Log of Fishes Taken at Beaufort, NC, June to September 1912.

The individual specimen was as important as the aggregate group. Thousands of fishes were hauled in the nets, only to be picked through by scientists looking for specimens to describe and preserve for future work. Each specimen was weighed and measured; the sex, as well as any noticeable characteristics, were noted; and a necropsy (an autopsy performed on an animal) was performed to ascertain what the fish had eaten. While everyday specimens were examined to get a general understanding of the habits of the area fishes, the new or unusual species was especially coveted. Lewis Radcliffe was so excited to see a Cobia (Rachycentron canadum) in the shallower waters near the laboratory dock (they usually live in the open ocean),  he hurriedly caught the oversized fish with the only collecting tool he had on hand—his hat! Through analyzing these entries, I could see what information was important for the scientists to catalog so that the life history of each species was built during succeeding years of research at Beaufort.

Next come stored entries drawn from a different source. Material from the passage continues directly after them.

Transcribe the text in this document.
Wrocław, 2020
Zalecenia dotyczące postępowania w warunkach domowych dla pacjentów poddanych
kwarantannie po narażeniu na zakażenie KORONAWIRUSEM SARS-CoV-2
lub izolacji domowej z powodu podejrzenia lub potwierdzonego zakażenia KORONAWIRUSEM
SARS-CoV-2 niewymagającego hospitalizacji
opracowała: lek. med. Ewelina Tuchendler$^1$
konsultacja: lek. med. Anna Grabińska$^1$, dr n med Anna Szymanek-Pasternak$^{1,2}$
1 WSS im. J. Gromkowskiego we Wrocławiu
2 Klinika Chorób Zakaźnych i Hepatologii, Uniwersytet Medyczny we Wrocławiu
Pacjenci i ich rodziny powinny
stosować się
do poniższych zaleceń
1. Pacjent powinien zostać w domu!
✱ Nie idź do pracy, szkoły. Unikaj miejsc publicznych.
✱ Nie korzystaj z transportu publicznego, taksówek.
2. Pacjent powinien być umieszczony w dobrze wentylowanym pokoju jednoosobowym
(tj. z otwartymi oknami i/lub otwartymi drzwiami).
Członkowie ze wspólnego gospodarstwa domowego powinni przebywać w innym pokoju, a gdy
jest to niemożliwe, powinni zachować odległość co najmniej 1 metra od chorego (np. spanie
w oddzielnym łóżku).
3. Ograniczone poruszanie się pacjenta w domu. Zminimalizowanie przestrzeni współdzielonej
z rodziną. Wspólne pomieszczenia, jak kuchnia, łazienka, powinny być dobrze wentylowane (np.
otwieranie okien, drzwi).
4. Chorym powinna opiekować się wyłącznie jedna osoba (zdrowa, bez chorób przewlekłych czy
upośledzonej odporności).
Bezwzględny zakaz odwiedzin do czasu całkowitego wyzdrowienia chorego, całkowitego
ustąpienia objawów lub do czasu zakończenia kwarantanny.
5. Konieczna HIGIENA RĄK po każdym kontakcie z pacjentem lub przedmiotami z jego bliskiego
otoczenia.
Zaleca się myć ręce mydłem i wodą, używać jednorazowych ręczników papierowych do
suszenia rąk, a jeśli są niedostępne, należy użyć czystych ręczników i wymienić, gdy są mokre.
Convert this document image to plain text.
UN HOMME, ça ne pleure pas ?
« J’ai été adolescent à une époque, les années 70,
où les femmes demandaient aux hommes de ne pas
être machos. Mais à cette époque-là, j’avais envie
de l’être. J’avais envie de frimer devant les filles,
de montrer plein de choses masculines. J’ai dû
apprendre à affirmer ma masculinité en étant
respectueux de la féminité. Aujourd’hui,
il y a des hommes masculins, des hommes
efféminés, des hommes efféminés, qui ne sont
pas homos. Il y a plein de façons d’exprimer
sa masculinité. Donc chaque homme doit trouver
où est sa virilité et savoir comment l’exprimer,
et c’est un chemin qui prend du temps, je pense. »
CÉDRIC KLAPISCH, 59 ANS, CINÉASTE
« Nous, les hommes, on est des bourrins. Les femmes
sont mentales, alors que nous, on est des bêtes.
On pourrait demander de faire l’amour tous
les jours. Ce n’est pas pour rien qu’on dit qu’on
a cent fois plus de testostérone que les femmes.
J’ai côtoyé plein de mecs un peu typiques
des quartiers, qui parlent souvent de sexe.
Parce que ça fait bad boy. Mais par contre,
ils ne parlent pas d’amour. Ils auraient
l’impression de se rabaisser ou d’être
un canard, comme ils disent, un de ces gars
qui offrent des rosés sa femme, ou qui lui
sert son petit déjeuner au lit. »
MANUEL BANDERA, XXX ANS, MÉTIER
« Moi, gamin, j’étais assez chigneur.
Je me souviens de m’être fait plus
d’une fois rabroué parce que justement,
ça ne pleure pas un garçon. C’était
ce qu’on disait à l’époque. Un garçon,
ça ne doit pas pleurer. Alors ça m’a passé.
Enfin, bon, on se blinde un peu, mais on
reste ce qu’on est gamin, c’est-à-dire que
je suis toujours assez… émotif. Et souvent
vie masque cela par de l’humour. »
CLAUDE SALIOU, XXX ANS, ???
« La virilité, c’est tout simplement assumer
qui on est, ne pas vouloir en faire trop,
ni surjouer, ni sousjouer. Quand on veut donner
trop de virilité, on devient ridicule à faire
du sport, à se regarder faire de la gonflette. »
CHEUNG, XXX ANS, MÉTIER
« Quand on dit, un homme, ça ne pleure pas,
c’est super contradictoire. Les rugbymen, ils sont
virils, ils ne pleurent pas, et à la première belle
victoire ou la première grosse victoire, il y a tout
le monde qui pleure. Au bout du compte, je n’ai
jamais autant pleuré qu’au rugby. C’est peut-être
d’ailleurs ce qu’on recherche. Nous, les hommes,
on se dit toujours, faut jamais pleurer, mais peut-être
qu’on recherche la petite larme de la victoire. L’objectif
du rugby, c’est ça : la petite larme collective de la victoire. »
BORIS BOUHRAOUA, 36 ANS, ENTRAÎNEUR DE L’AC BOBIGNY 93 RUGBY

Drawing of mummichog’s defensive position, July 20, 1912.

 

Living specimens were brought to the laboratory aquariums for further observation, illustration, and experimental study. The drawing of the fish that appears to the right was made after observing a peculiar behavior of predation between the much larger mummichog (Fundulus heteroclitus heteroclitus) and a group of small pupfish (Cyprinodon) that were attacking it. The logbooks show a particular interest in transferring living animals from the larger marine environment into the laboratory so that they could be viewed for extended periods of time, suggesting that viewing living specimens and understanding behavior were also important to biologists.

While the mission of the Division of Inquiry at first seemed overly broad, by studying the logbooks I was able to see that scientists at these stations utilized different tools and methods for building a vision of the marine environment from the description of individual specimens to the analysis of migration patterns and animal behavior of whole species.